On Mon, 29 Mar 2010, Kevin Oberman wrote:
Fix your security officers!
I have talked to multiple security officers (who are generally not really knowledgeable on networks) who had 53/tcp blocked and none have yet agreed to change it. The last one told me that blocking 53/tcp is "standard industry practice" as per his firewall training. Point out what RFCs said simply bounced off of him. He said that if the protocols would not handle blocked 53/tcp, the protocols would have to be changed. Opening the port was simply not open to discussion.
They don't seen to really care if things are broken and seem to feel that it is up to "the network" to accommodate their idea of normal firewall configuration.
I will say that these were at federal government facilities. I hope the commercial world is a bit more in touch with reality.

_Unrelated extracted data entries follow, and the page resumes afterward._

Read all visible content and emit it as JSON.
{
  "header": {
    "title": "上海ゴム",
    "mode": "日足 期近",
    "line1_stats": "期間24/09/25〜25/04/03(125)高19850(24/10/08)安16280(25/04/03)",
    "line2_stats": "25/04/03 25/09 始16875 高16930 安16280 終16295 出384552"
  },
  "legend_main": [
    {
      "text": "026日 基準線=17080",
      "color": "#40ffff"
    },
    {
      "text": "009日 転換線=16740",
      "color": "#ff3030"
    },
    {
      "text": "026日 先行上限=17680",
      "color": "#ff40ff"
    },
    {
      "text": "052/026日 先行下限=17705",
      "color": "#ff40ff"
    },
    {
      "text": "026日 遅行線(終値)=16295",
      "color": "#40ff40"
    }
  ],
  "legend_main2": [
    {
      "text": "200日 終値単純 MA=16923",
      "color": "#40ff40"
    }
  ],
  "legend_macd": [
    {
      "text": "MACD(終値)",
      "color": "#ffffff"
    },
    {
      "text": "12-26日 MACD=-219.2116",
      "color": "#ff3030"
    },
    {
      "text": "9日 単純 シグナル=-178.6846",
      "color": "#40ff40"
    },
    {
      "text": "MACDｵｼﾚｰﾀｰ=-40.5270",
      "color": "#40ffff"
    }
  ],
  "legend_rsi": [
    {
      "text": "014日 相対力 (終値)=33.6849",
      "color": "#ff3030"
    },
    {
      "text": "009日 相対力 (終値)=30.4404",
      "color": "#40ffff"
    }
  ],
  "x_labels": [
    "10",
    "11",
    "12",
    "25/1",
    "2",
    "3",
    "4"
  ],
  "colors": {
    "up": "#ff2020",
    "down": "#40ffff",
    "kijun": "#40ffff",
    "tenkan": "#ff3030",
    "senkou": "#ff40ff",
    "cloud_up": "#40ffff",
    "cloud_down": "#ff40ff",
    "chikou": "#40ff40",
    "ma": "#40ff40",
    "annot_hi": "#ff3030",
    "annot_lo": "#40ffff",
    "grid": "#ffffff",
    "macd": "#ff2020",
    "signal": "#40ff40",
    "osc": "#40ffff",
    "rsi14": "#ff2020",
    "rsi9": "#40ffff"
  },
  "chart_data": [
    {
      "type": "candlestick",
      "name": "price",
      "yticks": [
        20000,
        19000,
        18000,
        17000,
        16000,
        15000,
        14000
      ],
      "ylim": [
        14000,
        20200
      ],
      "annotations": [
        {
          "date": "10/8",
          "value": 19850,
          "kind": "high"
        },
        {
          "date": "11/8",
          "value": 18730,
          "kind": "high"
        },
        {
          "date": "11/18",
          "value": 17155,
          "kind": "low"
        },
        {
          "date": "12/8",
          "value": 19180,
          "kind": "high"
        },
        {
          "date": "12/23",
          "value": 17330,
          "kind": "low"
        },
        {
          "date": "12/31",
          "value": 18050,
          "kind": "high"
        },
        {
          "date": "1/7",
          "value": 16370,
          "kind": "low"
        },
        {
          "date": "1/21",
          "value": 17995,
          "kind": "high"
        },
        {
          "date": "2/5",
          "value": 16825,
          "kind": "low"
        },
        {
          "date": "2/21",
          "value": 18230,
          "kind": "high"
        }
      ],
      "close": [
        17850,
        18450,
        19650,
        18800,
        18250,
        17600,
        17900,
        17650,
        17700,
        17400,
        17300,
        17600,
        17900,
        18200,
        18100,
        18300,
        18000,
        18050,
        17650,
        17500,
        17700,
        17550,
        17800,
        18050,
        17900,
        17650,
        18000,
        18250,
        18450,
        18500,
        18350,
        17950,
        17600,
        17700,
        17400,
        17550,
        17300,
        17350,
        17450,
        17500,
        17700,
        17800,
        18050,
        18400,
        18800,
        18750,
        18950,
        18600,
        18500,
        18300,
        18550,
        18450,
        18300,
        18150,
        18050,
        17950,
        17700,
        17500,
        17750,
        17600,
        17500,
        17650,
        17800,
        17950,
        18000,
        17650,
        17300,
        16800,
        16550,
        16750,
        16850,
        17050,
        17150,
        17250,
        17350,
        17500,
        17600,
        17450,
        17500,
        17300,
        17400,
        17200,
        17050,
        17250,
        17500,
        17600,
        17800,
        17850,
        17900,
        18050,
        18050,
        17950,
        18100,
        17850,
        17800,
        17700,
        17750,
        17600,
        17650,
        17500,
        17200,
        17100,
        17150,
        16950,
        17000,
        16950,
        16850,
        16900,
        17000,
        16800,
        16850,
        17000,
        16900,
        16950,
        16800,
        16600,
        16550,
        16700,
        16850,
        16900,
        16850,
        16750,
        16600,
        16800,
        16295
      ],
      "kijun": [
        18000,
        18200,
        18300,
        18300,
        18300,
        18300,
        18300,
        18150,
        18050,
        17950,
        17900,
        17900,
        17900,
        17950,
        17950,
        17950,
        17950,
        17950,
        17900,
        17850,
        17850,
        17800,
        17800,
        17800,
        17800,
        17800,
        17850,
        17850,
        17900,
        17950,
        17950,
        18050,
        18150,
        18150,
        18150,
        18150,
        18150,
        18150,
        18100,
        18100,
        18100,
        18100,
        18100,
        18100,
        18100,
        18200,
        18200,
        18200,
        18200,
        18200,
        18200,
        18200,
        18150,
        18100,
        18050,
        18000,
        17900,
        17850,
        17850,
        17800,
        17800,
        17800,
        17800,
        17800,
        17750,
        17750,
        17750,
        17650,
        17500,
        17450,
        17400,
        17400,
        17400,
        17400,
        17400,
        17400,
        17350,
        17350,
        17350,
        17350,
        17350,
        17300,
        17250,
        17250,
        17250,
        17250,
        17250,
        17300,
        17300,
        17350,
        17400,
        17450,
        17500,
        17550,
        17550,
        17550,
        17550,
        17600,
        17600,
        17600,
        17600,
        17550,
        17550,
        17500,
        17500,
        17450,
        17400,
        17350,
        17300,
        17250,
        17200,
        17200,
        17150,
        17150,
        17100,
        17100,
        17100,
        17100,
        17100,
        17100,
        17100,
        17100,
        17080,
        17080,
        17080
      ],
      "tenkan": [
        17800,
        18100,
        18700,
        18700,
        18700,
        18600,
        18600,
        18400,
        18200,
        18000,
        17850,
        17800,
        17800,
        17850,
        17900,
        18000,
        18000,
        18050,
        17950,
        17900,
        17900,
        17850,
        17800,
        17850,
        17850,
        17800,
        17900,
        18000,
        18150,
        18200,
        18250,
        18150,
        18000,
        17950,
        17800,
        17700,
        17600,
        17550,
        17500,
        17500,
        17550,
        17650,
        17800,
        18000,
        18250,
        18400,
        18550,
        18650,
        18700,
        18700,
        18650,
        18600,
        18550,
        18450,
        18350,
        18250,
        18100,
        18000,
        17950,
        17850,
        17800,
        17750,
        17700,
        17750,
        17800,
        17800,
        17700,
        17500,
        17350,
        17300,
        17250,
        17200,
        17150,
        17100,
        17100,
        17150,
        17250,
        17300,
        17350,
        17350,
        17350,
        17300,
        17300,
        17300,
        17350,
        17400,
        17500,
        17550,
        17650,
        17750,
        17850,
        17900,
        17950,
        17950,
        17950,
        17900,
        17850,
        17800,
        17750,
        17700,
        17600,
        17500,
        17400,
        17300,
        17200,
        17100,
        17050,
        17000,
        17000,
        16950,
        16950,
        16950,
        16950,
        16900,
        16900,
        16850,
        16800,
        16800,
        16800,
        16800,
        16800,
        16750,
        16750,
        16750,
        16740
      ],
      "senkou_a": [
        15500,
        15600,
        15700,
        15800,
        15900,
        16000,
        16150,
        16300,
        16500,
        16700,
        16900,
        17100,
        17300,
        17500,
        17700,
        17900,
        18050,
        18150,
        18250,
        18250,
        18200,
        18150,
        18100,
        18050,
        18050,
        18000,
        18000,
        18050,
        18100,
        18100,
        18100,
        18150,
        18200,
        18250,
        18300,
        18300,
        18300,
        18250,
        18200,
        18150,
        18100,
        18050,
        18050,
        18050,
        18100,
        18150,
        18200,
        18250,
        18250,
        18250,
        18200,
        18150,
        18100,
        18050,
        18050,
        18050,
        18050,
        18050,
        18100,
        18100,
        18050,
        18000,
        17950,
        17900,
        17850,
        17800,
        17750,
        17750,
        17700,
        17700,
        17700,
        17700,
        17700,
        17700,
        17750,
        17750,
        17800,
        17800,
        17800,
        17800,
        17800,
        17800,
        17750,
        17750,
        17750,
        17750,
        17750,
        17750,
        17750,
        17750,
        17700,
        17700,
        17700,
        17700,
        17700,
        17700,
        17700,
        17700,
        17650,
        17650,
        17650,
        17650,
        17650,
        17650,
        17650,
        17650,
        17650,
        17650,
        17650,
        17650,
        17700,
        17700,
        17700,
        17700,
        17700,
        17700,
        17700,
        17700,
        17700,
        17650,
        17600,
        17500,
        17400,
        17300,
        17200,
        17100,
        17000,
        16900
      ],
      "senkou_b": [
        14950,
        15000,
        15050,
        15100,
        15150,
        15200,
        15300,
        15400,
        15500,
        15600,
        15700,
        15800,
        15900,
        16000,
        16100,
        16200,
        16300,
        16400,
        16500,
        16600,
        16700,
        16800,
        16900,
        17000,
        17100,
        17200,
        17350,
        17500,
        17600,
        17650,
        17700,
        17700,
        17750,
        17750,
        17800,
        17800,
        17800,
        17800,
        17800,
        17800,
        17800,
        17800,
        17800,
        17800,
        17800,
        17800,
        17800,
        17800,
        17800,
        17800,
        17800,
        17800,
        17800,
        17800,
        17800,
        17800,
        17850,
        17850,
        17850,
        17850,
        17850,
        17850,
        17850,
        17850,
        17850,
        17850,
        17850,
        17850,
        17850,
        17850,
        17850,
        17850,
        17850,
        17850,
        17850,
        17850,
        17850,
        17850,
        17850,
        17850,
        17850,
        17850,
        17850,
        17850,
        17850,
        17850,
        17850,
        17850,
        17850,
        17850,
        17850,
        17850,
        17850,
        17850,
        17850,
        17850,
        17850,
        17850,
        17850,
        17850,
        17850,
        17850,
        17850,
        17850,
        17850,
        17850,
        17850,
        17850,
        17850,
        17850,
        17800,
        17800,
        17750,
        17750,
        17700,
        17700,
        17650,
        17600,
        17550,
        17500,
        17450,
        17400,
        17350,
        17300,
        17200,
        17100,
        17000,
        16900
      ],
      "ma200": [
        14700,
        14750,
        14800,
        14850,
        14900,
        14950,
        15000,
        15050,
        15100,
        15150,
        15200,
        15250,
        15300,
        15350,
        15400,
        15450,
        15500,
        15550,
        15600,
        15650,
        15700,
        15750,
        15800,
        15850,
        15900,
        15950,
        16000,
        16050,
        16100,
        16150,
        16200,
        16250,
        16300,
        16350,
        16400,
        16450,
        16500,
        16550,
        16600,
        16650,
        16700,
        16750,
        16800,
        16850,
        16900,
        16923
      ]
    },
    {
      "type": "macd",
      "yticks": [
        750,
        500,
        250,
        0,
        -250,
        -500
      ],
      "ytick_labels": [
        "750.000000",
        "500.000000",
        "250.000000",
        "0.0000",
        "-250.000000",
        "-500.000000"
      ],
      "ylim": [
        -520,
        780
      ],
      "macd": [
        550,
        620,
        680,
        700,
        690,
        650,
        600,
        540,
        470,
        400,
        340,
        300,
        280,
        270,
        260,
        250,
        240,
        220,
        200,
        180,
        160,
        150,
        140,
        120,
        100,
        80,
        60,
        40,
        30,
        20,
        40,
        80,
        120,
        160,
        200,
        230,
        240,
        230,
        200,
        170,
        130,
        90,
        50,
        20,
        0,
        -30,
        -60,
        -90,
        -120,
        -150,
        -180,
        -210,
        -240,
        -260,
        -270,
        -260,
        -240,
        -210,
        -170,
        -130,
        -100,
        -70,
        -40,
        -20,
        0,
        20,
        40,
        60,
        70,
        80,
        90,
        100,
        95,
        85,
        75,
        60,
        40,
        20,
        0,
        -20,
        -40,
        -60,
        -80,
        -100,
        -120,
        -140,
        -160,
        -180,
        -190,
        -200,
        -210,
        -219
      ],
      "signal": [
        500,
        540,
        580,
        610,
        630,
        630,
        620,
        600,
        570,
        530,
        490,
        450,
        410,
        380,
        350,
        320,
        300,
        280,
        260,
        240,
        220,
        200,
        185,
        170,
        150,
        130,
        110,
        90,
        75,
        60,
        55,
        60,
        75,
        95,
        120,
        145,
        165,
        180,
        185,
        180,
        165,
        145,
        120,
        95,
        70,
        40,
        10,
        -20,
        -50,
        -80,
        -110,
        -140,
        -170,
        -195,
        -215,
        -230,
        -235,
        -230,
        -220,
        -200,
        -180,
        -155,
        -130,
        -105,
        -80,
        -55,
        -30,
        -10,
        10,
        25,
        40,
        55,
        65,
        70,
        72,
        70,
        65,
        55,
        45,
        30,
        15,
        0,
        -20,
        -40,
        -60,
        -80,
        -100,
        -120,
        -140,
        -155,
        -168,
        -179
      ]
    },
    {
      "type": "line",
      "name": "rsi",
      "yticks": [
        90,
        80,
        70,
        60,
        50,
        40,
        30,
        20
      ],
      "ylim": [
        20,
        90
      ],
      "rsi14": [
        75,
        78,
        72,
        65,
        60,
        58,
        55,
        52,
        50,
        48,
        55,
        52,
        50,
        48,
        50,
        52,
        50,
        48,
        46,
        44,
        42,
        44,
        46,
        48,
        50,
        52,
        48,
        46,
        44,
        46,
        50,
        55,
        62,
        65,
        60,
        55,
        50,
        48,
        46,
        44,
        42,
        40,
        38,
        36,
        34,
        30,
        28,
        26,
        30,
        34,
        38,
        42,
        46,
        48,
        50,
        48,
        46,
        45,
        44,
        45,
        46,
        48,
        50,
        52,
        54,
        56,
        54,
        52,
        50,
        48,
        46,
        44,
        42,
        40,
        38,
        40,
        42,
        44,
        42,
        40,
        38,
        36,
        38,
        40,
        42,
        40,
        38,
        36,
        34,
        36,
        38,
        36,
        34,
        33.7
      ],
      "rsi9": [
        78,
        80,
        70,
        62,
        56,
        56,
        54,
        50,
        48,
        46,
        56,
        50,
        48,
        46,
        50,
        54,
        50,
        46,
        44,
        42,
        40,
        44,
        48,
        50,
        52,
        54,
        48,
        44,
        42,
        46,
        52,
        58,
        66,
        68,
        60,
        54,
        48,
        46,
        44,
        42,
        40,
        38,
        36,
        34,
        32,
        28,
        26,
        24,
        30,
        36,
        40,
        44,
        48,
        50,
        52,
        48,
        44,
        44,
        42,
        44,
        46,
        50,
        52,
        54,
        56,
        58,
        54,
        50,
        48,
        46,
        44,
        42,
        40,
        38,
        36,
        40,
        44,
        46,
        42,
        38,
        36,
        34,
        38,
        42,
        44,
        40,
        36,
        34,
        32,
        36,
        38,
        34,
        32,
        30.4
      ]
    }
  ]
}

If you are with a US Federal agency having problems like this, or any other issues with your DNSSEC deployment, please include them in the DNSSEC survey every US Federal executive agency has been tasked to submit by the Office of Management and Budget. http://iase.disa.mil/stigs/stig/dns_stig_v4r1_20071017.pdf If, for example, an organization placed an authoritative server in its DMZ but limited zone transfers to servers behind the firewall, then it could allow inbound and outbound UDP 53 to and from the DMZ name server to allow queries, but deny TCP 53 in both directions to prohibit zone transfers. This configuration, however, is strongly discouraged because it may prevent legitimate DNS transactions that involve large responses (e.g., a DNSSEC signature). In general, limitations on queries, zone updates and transfers should be implemented in the name server's configuration rather than through configuration of firewalls, routers, or other communications devices.